Unimpressive ROIs meant lots of retroactive stress for errors that couldn’t be course corrected. And those were followed by interdepartmental finger-pointing over whether the campaign was any good in the first place, or if the channels you invested in were the right place for your content.  

It sounds exhausting just reading about all the things that can go wrong with a campaign over the course of a year. That’s why it makes much more sense to use new technology to measure and optimize campaigns in real-time, giving marketing teams plenty of time to adjust and restructure plans to achieve the biggest impact on sales.

Present: Measuring week to week

Data is a great thing to have, but too much of a good thing can be completely overwhelming. For years, most of us have invested in new and better data sources. And where we used to have a scant few insights into what consumers liked and disliked, now we’ve got so many insights that they’ve become hard to track, making analysis time-consuming and often irrelevant by the time answers are uncovered.

However, better tools mean better data analysis for more accurate, real-time insights. Today’s technology enables marketers to optimize plans week to week and easily institute changes as market conditions change.

For example, holistic data visualization tools can send daily updates about your company’s content volume, website traffic, open rates, and more.

Visual heatmap tools can help you see in real time which parts of your website visitors are responding to.

And unified marketing measurement platforms can accurately calculate financial contribution across all your marketing channels, be they digital, traditional or trade, for an an optimized weekly plan that specifies channel, investment and timing.

Data optimization platforms make that abundance of data actionable so that marketers can instantly spot trends and patterns. With that information, they can make better strategic decisions about where to invest their next dollar, even as their campaigns unfold. Unified measurement platforms measure short- and long-term profitability, so your plan delivers demonstrable brand value, not just a short-term ROI boost.

These tools put marketers in the driver’s seat with their eyes on the road, rather than on the rearview mirror. Marketing plans can stay on track by adjusting for problems as they arise, instead of dissecting them after the fact. Plus, optimizing on a weekly basis, instead of annually, enables marketers to accelerate campaigns while minimizing the risk and the cost of veering off course.

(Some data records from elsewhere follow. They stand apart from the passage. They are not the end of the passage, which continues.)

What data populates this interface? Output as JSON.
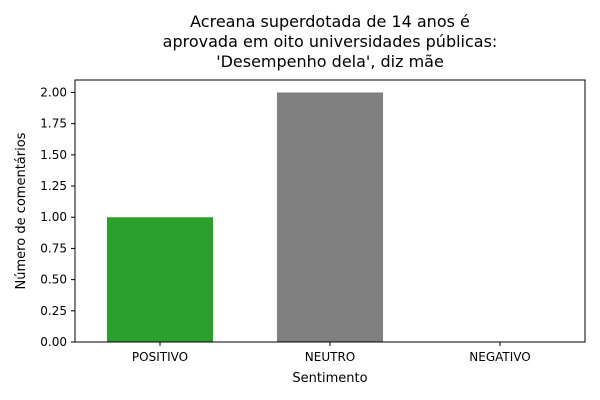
{
  "chart_data": {
    "type": "bar",
    "title": "Acreana superdotada de 14 anos é\naprovada em oito universidades públicas:\n'Desempenho dela', diz mãe",
    "xlabel": "Sentimento",
    "ylabel": "Número de comentários",
    "categories": [
      "POSITIVO",
      "NEUTRO",
      "NEGATIVO"
    ],
    "values": [
      1,
      2,
      0
    ],
    "colors": [
      "#2ca02c",
      "#808080",
      "#d62728"
    ],
    "ylim": [
      0,
      2.1
    ],
    "yticks": [
      "0.00",
      "0.25",
      "0.50",
      "0.75",
      "1.00",
      "1.25",
      "1.50",
      "1.75",
      "2.00"
    ],
    "grid": false
  }
}
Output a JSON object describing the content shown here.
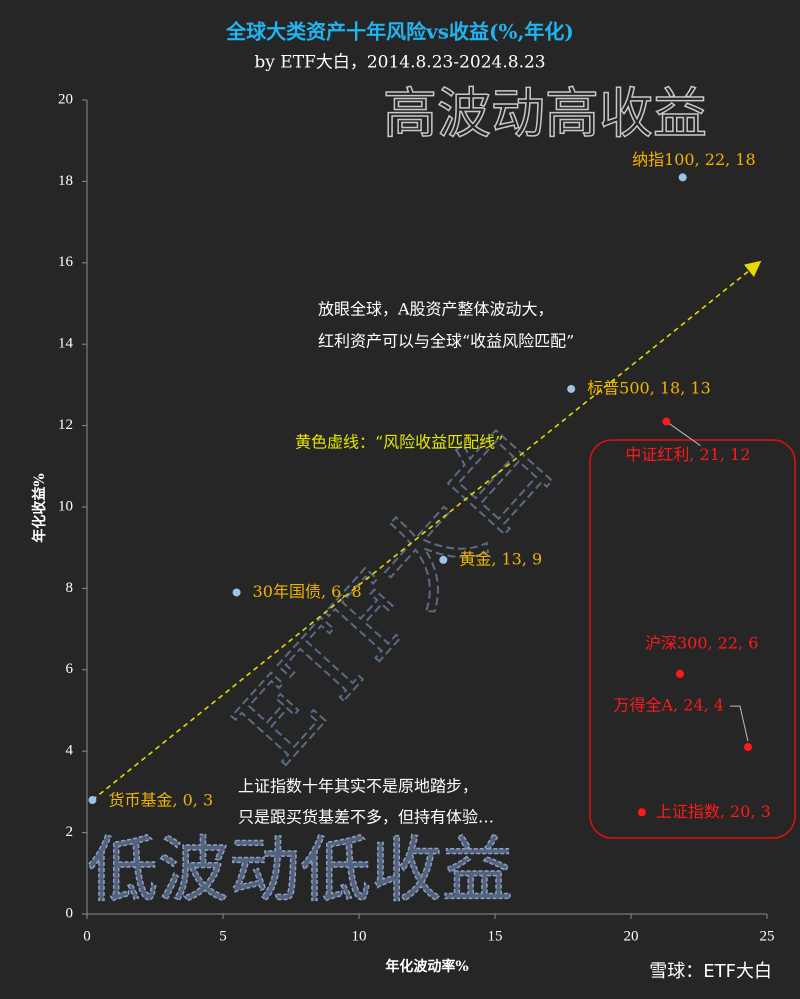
{
  "chart_data": {
    "type": "scatter",
    "title": "全球大类资产十年风险vs收益(%,年化)",
    "subtitle": "by ETF大白，2014.8.23-2024.8.23",
    "xlabel": "年化波动率%",
    "ylabel": "年化收益%",
    "xlim": [
      0,
      25
    ],
    "xticks": [
      0,
      5,
      10,
      15,
      20,
      25
    ],
    "ylim": [
      0,
      20
    ],
    "yticks": [
      0,
      2,
      4,
      6,
      8,
      10,
      12,
      14,
      16,
      18,
      20
    ],
    "grid": false,
    "series": [
      {
        "color": "#9dc3e6",
        "label_color": "#f0b400",
        "x": [
          21.9,
          17.8,
          13.1,
          5.5,
          0.2
        ],
        "y": [
          18.1,
          12.9,
          8.7,
          7.9,
          2.8
        ],
        "labels": [
          "纳指100, 22, 18",
          "标普500, 18, 13",
          "黄金, 13, 9",
          "30年国债, 6, 8",
          "货币基金, 0, 3"
        ]
      },
      {
        "color": "#ff1a1a",
        "label_color": "#ff1a1a",
        "x": [
          21.3,
          21.8,
          24.3,
          20.4
        ],
        "y": [
          12.1,
          5.9,
          4.1,
          2.5
        ],
        "labels": [
          "中证红利, 21, 12",
          "沪深300, 22, 6",
          "万得全A, 24, 4",
          "上证指数, 20, 3"
        ]
      }
    ],
    "trend_line": {
      "x": [
        0.2,
        24.7
      ],
      "y": [
        2.8,
        16
      ],
      "color": "#e6d800"
    },
    "annotations": [
      "高波动高收益",
      "低波动低收益",
      "放眼全球，A股资产整体波动大，",
      "红利资产可以与全球“收益风险匹配”",
      "黄色虚线：“风险收益匹配线”",
      "上证指数十年其实不是原地踏步，",
      "只是跟买货基差不多，但持有体验…"
    ],
    "watermark": "ETF大白",
    "footer": "雪球：ETF大白"
  }
}
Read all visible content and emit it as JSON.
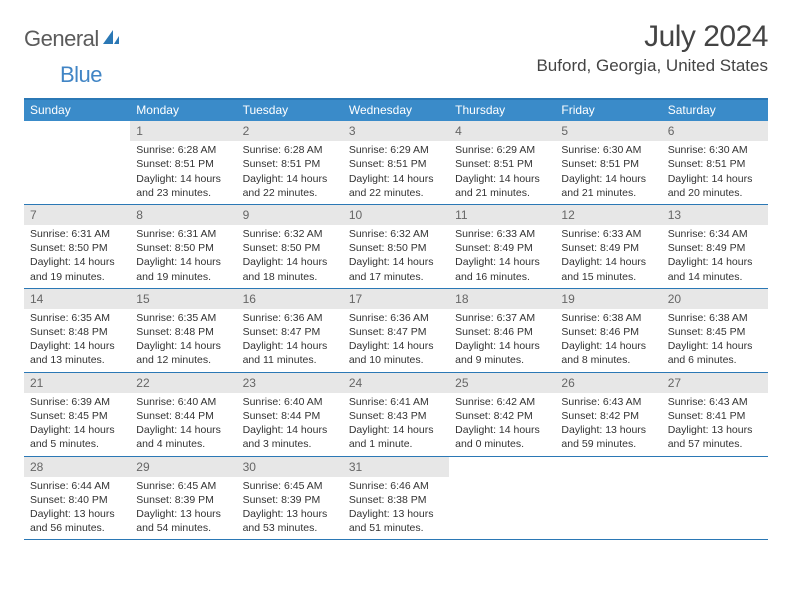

Future: Using new tools for more effective campaigns

If planning week-to-week is so much more effective, then why isn’t everyone doing it? Simple, until now, tools have been too costly and data has simply been too difficult to wrangle.

Measures for campaign success were often one-dimensional and took months to analyze.

However, using burgeoning technology to get a dynamic overview of all facets of a campaign is within closer reach than ever before.

Dynamic data means building marketing plans on recent results, measured in days rather than data that’s six months to two years old. And incorporating that data into weekly plans can help us see into the future, forecasting trends that help marketers determine the optimal spend by channel with a prescriptive week-by-week plan. And they can update that plan in-flight to continuously adapt and improve.

These tools not only mean more successful campaigns in the present, but also give greater insights into the future, so marketers can plan more strategically than ever before.